# Black Walnut Bar



## DayTripper (Jul 22, 2016)

Hi , I'm a newbie here. This last year I took on the challenge of rebuilding my entire home (down to the studs) after a very bad fire. I've taken my time, done a lot of research and finally got my occupancy. I've attempted a very modern industrial look. I'm now down to finish features and really want to do things right. I built concrete counter-tops, which I've always admired, and am now trying to offset the look with a nice dark wood breakfast/dinner bar overhang that faces the stove top area. A local sawyer had a beautiful 2 and 1/2 " piece of Black Walnut leftover which he sold me at a reasonable price. I'd really like to use it but A) want to make sure it doesn't crack too much with my wood stove in winter and B)would love to hear some suggestions on joining the two pieces together to give me the width I need (17") including glue or epoxy suggestions. Is it as simple as biscuits or are there some other options for longer runs of heavy wood? Here is what I can tell you.

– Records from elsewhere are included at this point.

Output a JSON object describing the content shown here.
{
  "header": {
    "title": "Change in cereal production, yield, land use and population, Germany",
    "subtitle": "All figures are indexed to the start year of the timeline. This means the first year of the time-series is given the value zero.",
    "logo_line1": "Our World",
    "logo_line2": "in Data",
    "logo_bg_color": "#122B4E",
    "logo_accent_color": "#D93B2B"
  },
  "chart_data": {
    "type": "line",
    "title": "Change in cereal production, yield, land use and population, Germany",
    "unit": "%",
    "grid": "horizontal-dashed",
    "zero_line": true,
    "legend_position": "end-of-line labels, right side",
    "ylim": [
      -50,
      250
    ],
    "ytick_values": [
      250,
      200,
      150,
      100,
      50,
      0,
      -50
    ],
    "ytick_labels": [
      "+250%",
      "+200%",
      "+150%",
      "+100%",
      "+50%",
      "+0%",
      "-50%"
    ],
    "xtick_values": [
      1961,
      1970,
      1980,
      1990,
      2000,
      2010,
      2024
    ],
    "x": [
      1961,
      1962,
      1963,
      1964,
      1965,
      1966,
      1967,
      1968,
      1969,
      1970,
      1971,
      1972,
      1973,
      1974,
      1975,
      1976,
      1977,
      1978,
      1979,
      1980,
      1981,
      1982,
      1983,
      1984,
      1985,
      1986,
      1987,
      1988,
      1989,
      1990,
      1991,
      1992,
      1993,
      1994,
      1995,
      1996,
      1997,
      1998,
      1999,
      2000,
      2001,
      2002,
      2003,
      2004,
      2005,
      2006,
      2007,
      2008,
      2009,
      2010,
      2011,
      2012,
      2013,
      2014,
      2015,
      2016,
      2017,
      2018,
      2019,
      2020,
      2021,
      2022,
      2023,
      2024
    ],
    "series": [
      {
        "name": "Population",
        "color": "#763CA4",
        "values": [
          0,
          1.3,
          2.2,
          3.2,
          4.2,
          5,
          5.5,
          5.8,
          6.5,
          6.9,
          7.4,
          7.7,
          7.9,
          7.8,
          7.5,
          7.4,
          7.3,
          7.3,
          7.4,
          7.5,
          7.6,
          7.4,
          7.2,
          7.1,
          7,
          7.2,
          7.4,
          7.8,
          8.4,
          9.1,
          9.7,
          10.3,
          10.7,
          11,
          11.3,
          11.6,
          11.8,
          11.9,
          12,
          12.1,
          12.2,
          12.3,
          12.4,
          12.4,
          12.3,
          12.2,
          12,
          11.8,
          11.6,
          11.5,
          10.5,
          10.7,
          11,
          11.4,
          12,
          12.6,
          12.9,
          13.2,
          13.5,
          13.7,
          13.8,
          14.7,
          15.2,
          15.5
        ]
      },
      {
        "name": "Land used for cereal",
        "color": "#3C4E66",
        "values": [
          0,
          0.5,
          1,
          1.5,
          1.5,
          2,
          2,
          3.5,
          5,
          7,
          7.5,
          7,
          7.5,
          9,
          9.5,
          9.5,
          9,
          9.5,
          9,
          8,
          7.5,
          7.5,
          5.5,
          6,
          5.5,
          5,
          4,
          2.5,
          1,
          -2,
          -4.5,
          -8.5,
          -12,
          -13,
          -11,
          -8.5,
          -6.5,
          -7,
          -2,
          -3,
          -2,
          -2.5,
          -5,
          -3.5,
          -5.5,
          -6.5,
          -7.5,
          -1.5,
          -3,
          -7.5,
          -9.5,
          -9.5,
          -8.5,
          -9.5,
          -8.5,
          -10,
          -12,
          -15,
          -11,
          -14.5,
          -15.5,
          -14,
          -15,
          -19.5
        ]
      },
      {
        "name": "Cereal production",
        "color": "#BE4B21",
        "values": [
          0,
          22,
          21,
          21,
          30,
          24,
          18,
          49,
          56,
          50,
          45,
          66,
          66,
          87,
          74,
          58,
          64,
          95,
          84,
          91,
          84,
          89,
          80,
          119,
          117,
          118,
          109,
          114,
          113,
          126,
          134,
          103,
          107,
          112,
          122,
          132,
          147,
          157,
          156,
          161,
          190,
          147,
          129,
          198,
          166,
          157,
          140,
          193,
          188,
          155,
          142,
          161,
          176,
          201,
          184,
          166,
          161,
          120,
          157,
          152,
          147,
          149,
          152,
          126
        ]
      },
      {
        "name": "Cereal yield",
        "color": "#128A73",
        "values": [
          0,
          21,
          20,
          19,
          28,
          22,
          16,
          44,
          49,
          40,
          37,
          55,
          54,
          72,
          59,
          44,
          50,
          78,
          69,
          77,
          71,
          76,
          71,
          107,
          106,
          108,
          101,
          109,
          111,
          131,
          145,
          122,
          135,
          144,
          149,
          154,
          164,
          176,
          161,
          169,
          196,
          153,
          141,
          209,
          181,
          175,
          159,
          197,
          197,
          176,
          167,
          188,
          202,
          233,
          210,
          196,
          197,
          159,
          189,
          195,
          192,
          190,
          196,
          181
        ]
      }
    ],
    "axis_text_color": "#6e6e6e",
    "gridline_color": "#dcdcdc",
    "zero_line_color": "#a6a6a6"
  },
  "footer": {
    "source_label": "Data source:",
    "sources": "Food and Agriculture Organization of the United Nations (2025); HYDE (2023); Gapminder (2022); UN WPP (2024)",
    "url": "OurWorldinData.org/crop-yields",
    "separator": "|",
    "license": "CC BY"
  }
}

1) I need a 96" L x 17" W finished product

2) The stock was too thick for my liking so hes ripping it down to 2 x 6/4 thick lengths . 8.5" wide each to join.
3) Moisture content varies from 8 to 12 along lengths at this moment in late July. I live in new England. Very muggy now. Hopefully this slows down drying too fast?
4) Supports will be 45 degree black re bar brackets for industrial look

He has suggested not fastening permanent yet until board is down to about a 6-8 moisture evenly. Then use jointer/method of marrying/ and finally planing.

Appreciate any general thoughts, suggestions or ideas. Attached a few pics before it was ripped down


Scott


----------



## jeremymcon (Oct 16, 2014)

So, you need to know how to glue up a panel from walnut for a countertop, correct? I'm pretty new, but I can tell you that you need to edge joint them and glue them. Use a mechanical jointer or hand planes to make the two edges you want to glue together perfectly straight, so that when you put them together you don't see any cracks or gaps. Then simply spread wood glue (titebond 2 is the one I use most often) on both of the faces you'll be gluing, ensuring full coverage, and clamp the pieces together until the glue sets. Make sure when you clamp that you use some clamps on top and on the bottom of the panel to keep from ending up with a cupped/bowed panel. 

Biscuits aren't necessary, but if you already own a biscuit jointer they can make it a bit easier to get the pieces nicely aligned during the glue up. And epoxy for edge jointing would be a bad idea. You'd end up seeing a clear line of epoxy between the boards! Wood glue is standard for this sort of operation. 

I'd think if you design the counter to allow for seasonal movement of the wood you could install the top now. Your piece is quite dry, I think. People have used air dried lumber for most of history, and here in Pennsylvania, air dried doesn't get much drier than 15-20 percent from what I've read! Wood expands and contracts across the grain, so attach the countertop with a fastener that will allow it to expand and contract. If you own a solid wood table, take a look at how it's attached to the frame. Often it's with special hardware that has a slot through which you place the screw. Screw is free to move side to side 1/4" or so depending on the width of the panel, but still holds the panel down. I've also done it with blocks of wood with slotted holes (drill two holes close together and forn the slot between them with a chisel).


----------



## robertwsimpson (Mar 8, 2016)

I love the look of your new place. It looks like your hard work is paying off!

Are you going to be supporting the cantilevered side with some brackets? if yes, then wood glue might be all you need. I'll let smarter people than me chime in, but I'm subscribed to see how everything turns out!


----------



## Cowboy18 (Aug 21, 2017)

LoL, Drive down to Texas, I'll sell you this 10' x17"x 1.5" Bartop for $650. No joining needed, bring maple syrup! As bargaining tool.


----------